Thorin e Laswynn sono diventati re e regina di Erebor; gli anni del loro regno trascorrono pacifici sotto la montagna e i loro figli sono oramai grandi e pronti ad assecondare la volontà della stirpe di Durin.
La prima figlia femmina, Eriu, viene promessa in sposa al figlio di Dáin, Thorin, sui Colli Ferrosi. Dopo aver accettato questa difficile decisione, alla giovane Eriu non resta altro che iniziare una nuova vita lontana da Erebor e imparare ad essere una buona compagna e una buona moglie.

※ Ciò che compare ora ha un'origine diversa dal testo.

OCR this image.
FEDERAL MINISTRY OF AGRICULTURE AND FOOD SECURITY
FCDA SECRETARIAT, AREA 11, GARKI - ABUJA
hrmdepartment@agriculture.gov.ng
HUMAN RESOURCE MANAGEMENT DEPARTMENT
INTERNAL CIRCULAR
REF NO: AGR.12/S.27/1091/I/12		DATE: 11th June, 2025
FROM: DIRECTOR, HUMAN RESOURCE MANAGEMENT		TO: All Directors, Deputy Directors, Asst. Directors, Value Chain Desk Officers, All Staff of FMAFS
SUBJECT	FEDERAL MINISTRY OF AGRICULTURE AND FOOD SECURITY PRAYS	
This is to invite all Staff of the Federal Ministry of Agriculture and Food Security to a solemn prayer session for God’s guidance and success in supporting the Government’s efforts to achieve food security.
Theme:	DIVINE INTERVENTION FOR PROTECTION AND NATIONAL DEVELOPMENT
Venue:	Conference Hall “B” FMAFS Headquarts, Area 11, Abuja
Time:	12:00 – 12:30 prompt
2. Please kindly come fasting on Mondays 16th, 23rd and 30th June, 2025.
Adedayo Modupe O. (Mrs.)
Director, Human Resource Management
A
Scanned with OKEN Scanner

Ma accanto alla comunità dei Colli Ferrosi sorgono le terre selvagge e i villaggi di Rhûn, abitate dagli Esterling e da uomini creduti malvagi e corrotti. 
Vran, giovane cacciatore, incontrerà per caso Eriu, salvandola da una morte certa. La guerra per l’anello incombe, e il male si diffonde sulla Terra di Mezzo e sui suoi abitanti.
Ma Vran e Eriu non hanno nessuna intenzione di seguire un destino imposto da altri…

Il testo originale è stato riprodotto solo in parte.